Google Gemini Models
Available through the Google Gemini provider.
| Model | Context Window | Max Output | Tools | Vision |
|---|---|---|---|---|
| Gemini 2.5 Pro | 1,000,000 | 64,000 | Yes | Yes |
| Gemini 2.5 Flash | 1,000,000 | 64,000 | Yes | Yes |
| Gemini 2.5 Flash-Lite | 1,000,000 | 64,000 | Yes | Yes |
| Gemini 3.1 Pro | 1,000,000 | 64,000 | Yes | Yes |
| Gemini 3 Flash | 1,000,000 | 64,000 | Yes | Yes |
| Gemini 3.1 Flash-Lite | 1,000,000 | 64,000 | Yes | Yes |
All Gemini models share million-token context windows and 64K output limits. The entire family supports both tools and vision. Flash variants prioritise speed over depth, while Pro variants offer higher quality reasoning.
Mistral Models
Available through the Mistral provider.
| Model | Context Window | Max Output | Tools | Vision |
|---|---|---|---|---|
| Large 3 | 262,000 | Default | Yes | No |
| Small 4 | 256,000 | Default | Yes | No |
| Codestral | 256,000 | Default | Yes | No |
| Devstral 2 | 262,000 | Default | Yes | No |
| Ministral 8B | 262,000 | Default | Yes | No |
Mistral models do not support vision. Codestral and Devstral 2 are code-specialised models designed for software engineering tasks. Ministral 8B is a lightweight model suitable for simple, high-throughput work.
DeepSeek Models
Available through the DeepSeek provider.
| Model | Context Window | Max Output | Tools | Vision |
|---|---|---|---|---|
| V3 | 131,000 | Default | Yes | No |
| R1 | 131,000 | Default | No | No |
DeepSeek R1 does not support tools or vision. Agents using R1 cannot call MCP tools, read files, or process images. Use R1 only for pure reasoning and text generation tasks.
xAI Grok Models
Available through the xAI Grok provider.
| Model | Context Window | Max Output | Tools | Vision |
|---|---|---|---|---|
| Grok 4.20 | 2,000,000 | Default | Yes | Yes |
| Grok 4-1-fast | 2,000,000 | Default | Yes | Yes |
Grok models offer the largest context windows of any provider at 2 million tokens, suitable for processing very large codebases or lengthy documents in a single context. Both variants support tools and vision.
AWS Bedrock Models
Available through the AWS Bedrock provider. Model availability varies by AWS region.

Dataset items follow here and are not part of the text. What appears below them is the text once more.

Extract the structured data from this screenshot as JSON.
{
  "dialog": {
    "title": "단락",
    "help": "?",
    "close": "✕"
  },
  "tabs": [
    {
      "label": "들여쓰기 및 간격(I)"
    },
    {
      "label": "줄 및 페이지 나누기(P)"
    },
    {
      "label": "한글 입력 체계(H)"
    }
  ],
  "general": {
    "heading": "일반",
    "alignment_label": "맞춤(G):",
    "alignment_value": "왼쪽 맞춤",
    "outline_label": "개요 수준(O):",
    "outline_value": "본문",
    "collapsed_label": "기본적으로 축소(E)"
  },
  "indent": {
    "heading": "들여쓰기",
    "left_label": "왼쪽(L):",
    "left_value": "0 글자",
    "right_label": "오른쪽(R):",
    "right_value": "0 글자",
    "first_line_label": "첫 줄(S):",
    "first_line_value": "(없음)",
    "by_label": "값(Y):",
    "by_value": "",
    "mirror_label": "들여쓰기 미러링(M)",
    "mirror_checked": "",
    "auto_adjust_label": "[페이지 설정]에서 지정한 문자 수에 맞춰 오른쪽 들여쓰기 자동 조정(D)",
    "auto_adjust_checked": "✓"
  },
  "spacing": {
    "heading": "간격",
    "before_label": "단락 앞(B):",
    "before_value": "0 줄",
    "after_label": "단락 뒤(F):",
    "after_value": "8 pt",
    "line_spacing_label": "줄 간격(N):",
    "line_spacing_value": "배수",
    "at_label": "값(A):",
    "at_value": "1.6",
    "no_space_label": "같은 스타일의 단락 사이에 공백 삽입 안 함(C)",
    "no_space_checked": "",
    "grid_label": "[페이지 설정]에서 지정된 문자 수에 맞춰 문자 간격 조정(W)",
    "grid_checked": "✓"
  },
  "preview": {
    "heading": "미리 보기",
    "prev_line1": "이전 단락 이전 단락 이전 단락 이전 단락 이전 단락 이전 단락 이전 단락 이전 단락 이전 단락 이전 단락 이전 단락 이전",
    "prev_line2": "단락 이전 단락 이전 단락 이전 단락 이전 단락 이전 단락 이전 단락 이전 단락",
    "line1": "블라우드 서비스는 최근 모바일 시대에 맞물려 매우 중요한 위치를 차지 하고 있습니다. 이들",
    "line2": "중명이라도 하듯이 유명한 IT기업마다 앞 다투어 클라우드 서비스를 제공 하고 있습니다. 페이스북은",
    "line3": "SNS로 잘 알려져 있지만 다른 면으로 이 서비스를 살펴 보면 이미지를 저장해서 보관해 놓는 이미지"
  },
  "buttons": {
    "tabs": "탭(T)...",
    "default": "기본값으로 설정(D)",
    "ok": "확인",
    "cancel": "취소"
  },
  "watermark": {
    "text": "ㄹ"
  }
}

| Model | Context Window | Max Output | Tools | Vision |
|---|---|---|---|---|
| Nova Micro | Default | Default | Yes | No |
| Nova Lite | Default | Default | Yes | Yes |
| Nova Pro | Default | Default | Yes | Yes |
| Nova Premier | Default | Default | Yes | Yes |
| Llama 4 Scout | Default | Default | Yes | No |
| Llama 4 Maverick | Default | Default | Yes | No |
| Llama 3.3 70B | Default | Default | Yes | No |
| Llama 3.1 70B | Default | Default | Yes | No |
| Llama 3.1 8B | Default | Default | Yes | No |
| Mistral Large | Default | Default | Yes | No |
| Mistral Small | Default | Default | Yes | No |
Bedrock provides access to Amazon's own Nova family alongside popular open-weight models (Llama, Mistral) running on AWS infrastructure. This is useful if your organisation mandates that all API traffic stays within your AWS account.

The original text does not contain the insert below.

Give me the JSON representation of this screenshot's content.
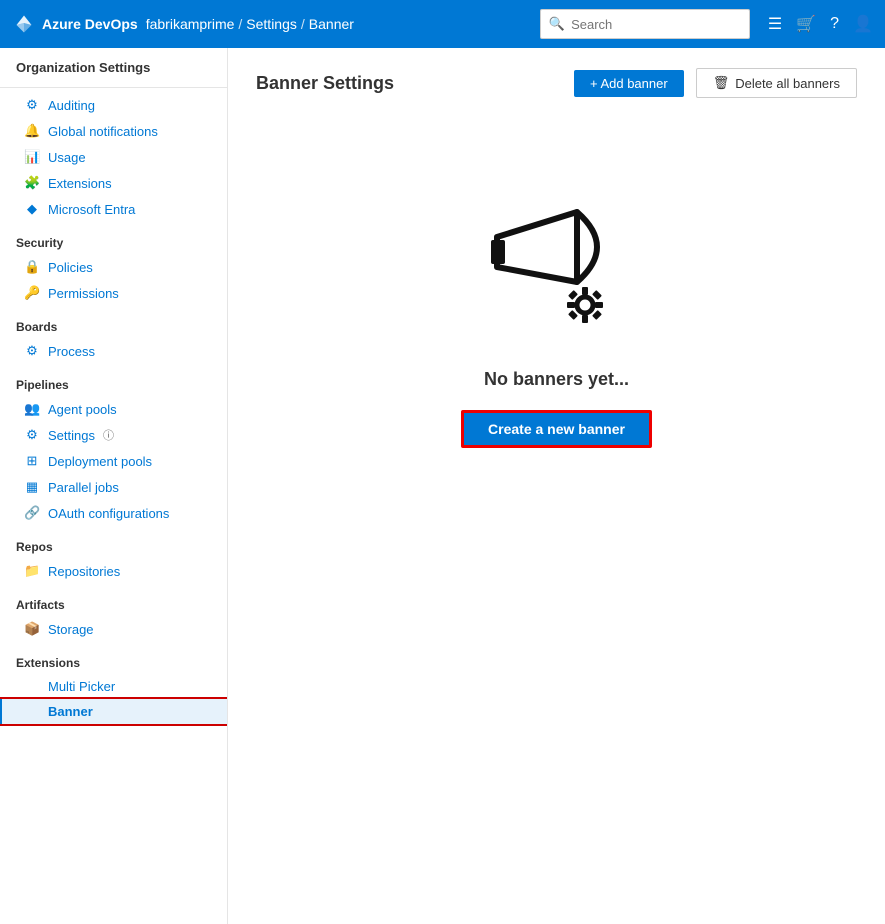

Ollama Models (Runtime Discovery)
The Ollama provider does not ship with a static model list. Instead, Ironspire queries your local Ollama server at runtime and populates the model dropdown with whatever models you have pulled.
To add a model:
- Open a terminal
- Run
ollama pull <model-name>(e.g.ollama pull llama3.1,ollama pull codellama) - Return to Ironspire and refresh the Ollama provider card
- The new model appears in the dropdown
Context windows and capabilities depend on the specific model. Ironspire reads metadata from the Ollama server where available.

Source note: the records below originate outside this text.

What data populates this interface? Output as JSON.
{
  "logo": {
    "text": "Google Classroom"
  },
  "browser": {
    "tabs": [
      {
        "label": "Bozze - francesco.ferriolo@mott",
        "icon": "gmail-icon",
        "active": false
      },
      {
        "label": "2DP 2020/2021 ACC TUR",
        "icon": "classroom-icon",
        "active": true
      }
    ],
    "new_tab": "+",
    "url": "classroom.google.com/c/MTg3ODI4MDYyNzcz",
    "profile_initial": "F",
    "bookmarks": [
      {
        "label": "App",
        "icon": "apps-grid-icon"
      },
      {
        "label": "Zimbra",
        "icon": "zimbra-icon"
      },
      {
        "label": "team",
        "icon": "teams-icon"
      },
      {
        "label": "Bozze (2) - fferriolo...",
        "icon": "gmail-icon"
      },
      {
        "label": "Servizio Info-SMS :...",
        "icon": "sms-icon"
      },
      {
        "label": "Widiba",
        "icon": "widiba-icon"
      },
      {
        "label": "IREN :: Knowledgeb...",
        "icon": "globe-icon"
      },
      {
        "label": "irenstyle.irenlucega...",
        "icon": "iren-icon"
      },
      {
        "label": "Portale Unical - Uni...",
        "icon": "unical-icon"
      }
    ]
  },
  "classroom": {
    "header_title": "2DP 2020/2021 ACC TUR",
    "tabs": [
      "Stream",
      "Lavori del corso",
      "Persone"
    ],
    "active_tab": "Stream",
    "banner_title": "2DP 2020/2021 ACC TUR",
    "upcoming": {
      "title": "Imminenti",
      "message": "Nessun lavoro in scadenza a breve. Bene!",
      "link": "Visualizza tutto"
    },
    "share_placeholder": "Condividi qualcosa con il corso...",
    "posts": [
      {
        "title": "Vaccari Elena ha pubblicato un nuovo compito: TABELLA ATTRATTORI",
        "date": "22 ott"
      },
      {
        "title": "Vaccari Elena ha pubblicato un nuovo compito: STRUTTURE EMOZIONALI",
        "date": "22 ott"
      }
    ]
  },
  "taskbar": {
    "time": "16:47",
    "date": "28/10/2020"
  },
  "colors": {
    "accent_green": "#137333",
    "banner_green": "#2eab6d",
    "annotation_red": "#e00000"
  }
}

Check the Ollama model library for the full list of available models. Popular choices for coding tasks include Llama 3.1, CodeLlama, DeepSeek Coder, and Mistral.
Pricing
Model pricing varies by provider and changes frequently. Ironspire tracks token usage and computes estimated costs using built-in pricing data, but you should always verify current rates on each provider's pricing page.
Cost tracking is visible in the chat header HUD (per-message and per-session) and in the Analytics panel (aggregate fleet costs over time). See Analytics for details.